その姿がお腹の赤ちゃんを抱きしめているようにも見えるからとても不思議だ。


もしかすると、彼女は直感的にあたしのお腹の中に赤ちゃんがいることを感じ取っているのかもしれない。


寝返りをうち、穏やかに眠っている祈ちゃんと向き合うと、とても優しい気持ちになることができた。

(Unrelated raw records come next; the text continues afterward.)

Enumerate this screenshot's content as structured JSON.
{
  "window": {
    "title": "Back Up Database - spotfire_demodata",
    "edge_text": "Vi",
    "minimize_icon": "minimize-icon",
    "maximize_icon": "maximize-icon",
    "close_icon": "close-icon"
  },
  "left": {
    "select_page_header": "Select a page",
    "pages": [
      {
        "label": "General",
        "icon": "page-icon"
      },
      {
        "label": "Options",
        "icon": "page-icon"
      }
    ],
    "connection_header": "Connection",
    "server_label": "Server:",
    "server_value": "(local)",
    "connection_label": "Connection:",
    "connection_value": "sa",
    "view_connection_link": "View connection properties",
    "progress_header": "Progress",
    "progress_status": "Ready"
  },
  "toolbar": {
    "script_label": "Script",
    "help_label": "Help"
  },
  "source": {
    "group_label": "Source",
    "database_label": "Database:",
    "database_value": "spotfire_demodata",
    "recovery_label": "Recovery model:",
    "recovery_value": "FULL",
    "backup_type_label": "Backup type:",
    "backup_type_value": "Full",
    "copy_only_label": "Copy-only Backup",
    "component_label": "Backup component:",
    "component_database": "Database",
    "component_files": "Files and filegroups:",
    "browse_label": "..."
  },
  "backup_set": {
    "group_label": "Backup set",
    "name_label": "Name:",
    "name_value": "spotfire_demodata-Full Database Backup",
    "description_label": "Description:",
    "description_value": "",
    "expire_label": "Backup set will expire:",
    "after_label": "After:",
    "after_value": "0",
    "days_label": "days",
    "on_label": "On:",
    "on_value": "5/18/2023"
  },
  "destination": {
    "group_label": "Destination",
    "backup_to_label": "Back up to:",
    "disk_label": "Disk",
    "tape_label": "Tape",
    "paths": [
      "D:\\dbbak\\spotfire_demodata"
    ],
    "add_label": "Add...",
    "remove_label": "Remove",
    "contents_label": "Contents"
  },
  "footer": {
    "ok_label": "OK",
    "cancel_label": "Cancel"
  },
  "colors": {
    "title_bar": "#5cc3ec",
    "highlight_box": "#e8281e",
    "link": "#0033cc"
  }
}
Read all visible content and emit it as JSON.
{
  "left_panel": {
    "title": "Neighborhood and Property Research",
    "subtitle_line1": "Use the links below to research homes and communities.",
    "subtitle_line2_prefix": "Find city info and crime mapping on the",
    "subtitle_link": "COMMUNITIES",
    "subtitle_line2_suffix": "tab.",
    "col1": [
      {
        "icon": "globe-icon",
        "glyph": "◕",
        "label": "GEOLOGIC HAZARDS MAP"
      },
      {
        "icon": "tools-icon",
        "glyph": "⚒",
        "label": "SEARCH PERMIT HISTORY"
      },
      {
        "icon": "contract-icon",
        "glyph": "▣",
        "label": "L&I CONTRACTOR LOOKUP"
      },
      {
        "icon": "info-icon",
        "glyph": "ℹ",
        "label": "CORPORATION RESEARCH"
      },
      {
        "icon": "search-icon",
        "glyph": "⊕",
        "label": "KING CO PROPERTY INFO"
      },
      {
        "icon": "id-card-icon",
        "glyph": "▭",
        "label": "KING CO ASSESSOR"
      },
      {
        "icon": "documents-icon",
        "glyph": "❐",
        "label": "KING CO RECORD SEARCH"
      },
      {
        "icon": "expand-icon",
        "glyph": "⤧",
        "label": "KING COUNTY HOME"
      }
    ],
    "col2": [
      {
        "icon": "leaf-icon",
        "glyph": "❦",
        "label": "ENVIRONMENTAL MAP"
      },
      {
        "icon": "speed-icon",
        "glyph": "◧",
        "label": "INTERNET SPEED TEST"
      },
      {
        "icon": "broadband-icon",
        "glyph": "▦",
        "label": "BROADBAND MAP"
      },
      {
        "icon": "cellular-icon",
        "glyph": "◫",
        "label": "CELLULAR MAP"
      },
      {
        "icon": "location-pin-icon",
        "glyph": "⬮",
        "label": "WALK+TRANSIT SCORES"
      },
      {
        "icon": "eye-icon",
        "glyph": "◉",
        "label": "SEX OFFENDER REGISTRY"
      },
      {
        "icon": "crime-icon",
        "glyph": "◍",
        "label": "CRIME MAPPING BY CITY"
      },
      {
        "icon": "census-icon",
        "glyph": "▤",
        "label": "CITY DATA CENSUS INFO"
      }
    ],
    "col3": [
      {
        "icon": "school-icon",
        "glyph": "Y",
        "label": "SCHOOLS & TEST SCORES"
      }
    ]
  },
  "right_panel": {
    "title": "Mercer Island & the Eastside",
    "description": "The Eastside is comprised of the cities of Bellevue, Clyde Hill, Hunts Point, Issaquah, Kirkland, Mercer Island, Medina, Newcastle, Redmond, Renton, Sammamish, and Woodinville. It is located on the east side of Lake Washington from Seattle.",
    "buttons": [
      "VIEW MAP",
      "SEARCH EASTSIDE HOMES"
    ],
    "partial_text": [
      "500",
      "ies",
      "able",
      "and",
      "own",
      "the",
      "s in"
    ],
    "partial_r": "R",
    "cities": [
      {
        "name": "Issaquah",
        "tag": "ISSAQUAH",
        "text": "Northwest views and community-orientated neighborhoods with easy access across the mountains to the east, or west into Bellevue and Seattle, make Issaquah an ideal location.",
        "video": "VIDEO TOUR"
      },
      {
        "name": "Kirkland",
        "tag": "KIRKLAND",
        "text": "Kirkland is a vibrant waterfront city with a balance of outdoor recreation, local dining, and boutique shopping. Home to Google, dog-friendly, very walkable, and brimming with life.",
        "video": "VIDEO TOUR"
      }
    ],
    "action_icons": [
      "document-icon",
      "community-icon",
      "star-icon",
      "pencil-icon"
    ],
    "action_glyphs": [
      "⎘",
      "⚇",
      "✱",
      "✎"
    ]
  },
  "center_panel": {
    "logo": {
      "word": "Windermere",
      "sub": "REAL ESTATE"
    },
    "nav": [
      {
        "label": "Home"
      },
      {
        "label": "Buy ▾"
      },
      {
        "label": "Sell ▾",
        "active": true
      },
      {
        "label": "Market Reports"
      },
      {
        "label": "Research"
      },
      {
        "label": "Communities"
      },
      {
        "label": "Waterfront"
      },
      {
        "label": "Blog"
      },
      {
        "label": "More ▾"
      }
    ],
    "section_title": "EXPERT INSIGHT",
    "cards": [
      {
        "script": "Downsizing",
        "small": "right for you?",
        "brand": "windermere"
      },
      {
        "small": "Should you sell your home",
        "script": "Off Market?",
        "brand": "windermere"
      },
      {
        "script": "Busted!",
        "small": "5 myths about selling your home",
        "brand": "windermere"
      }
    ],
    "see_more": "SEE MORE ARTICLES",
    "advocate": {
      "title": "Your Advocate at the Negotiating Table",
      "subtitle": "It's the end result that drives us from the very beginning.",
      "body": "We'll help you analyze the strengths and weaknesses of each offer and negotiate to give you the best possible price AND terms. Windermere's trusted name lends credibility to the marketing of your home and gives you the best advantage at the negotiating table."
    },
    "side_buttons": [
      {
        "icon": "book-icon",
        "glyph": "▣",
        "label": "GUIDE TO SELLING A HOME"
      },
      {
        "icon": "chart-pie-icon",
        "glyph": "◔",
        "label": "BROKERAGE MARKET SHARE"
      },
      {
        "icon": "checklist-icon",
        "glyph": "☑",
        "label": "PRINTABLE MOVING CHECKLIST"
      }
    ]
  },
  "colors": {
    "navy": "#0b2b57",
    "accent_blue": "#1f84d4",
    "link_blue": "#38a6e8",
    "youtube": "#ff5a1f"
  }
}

あたしの口元には最近忘れ去っていた笑みさえも広がっている。


だけど、その穏やかな感情は長くは続かなかった。

ふいに鳴り出した冷たい電話の呼び出し音が消し去ったんだ。


あたしは祈ちゃんを起こしてはいけないと、重い体を起こして頭上で鳴っている携帯電話に手を伸ばす。


もしかしたら不動産からいい物件が入ったという知らせかもしれない。

ディスプレイを覗けば、そこには麻生 慶介(アソウ ケイスケ)の文字があった。


――そういえば、イザコザのおかげで彼の電話番号を削除するのを忘れていたと、今さらながらに気がつく。

彼はあたしがまだ中絶していないことを知っている。

なにせ、赤ちゃんをおろすのに必要な同意書を書いてもらっていないんだものね。


用意周到な慶介のことだ。

きっと私立探偵でも雇ってあたしの身の回りのことも調べさせたのかも。

彼ならやりかねない。


だったら、あたしは中絶する気はないと彼に言わなければ!!

そして、慶介とは今後一切かかわり合いにはならないとはっきり言おう。


決意したあたしは通話ボタンを押して電話に出た。